The actions of these two popular (outside of Utah) presidents reminds me of the playground bully who throws rocks at the girls playing hopscotch and then retreats to the safety of the classroom.
The pros and cons of creating national monuments is a discussion for another day. Suffice it to say that the majority of the stakeholders, including the Aneth and Oljato chapters of the Navajo Nation, whose members are direct descendants of the Native Americans who once called Bears Ears home, oppose the Bears Ears designation. Not one Utah elected official that represents the area — federal, state or local — supported Obama’s action.
It wasn’t until California-based clothing and outdoor gear merchant Patagonia started a boycott movement that the “get outta Utah” cry began. It wasn’t long before a few other Outdoor Retail show attendees jumped on the bandwagon and OIA and Emerald Expositions, the contracted owner of the semiannual convention, caved. They placed their call to Herbert and issued their ultimatum.
Like with all ultimata, the issuer has only two alternatives. Once Herbert refused to buckle, OIA was left with only one. Within hours, Amy Roberts, OIA executive director, issued a statement that said that while it will be challenging to find a new location, “we are in lockstep with the outdoor community and are working on finding our new home.” This came just days after Roberts had said, “Salt Lake City has been an incredible home to Outdoor Retailer for the past 20 years and we aren’t opposed to staying.”
Emerald Expositions also announced it will not allow Utah to bid as a future site for the Interbike trade show, a premier show for the bicycling industry.
Little wonder that Emerald Expositions jumped on the “gotta go” train.

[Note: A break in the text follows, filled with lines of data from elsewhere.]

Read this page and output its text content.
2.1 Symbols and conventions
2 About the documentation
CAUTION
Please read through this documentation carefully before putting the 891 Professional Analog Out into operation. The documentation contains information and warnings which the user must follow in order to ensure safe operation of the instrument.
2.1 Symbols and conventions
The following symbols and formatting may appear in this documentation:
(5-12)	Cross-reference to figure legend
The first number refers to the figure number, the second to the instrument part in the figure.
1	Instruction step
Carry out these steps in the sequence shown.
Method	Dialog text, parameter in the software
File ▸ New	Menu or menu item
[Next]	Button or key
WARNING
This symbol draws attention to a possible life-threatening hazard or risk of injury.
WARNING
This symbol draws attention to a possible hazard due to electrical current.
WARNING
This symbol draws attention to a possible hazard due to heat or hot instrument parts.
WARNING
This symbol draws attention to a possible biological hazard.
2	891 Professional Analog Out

The company that also owns 60 other shows in the tech, healthcare and military sectors has a lot to lose each time an exhibitor pulls out. Boycott ringleader Patagonia, for instance, forks out several hundred thousand dollars in booth fees to Emerald each time it shows up for the Outdoor Retailer show.
And, the timing couldn’t be worse for OIA and Emerald. Having eliminated Salt Lake City from their list of potential host cities, they have all but thrown themselves on the mercy of bidding cities. The nature of the business puts the organizers in a position of needing to sign a new host city immediately. The year remaining before the Salt Lake City contract runs out is an instant in the major convention industry — especially with shows the size of Outdoor Retailer, which literally fills every hotel room the Wasatch Front has to offer. That corner they’ve backed themselves into can’t be very comfortable. And don’t think for a moment that potential hosts like Denver don’t understand the position of strength that they’re now in.
OIA kind of panicked over the hysteria emanating from its members. Association officials now find themselves in an extremely weakened position going forward, looking for a place to hold their shows. As the results of a poll of OIA members a few years ago showed, there just isn’t a place that fills all the needs of both the summer and winter showcase of outdoor recreation products like Utah does.
The absence of Outdoor Retailers will hurt, no doubt about it. But, despite its mammoth size and twice-a-year appearance, it represents less than 1/2 of 1 percent of the visitor spending in the state. Creative minds in our tourism industry will fill the void in a hurry.
So, to quote my good friend LaVarr Webb on his website utahpolicy.com: “Goodbye. So long. Don’t let the door smack you on the butt on your way out. I just hope you take your retail outlets and products with you. You wouldn’t want to sell your stuff in such a backward, public lands-hating state.”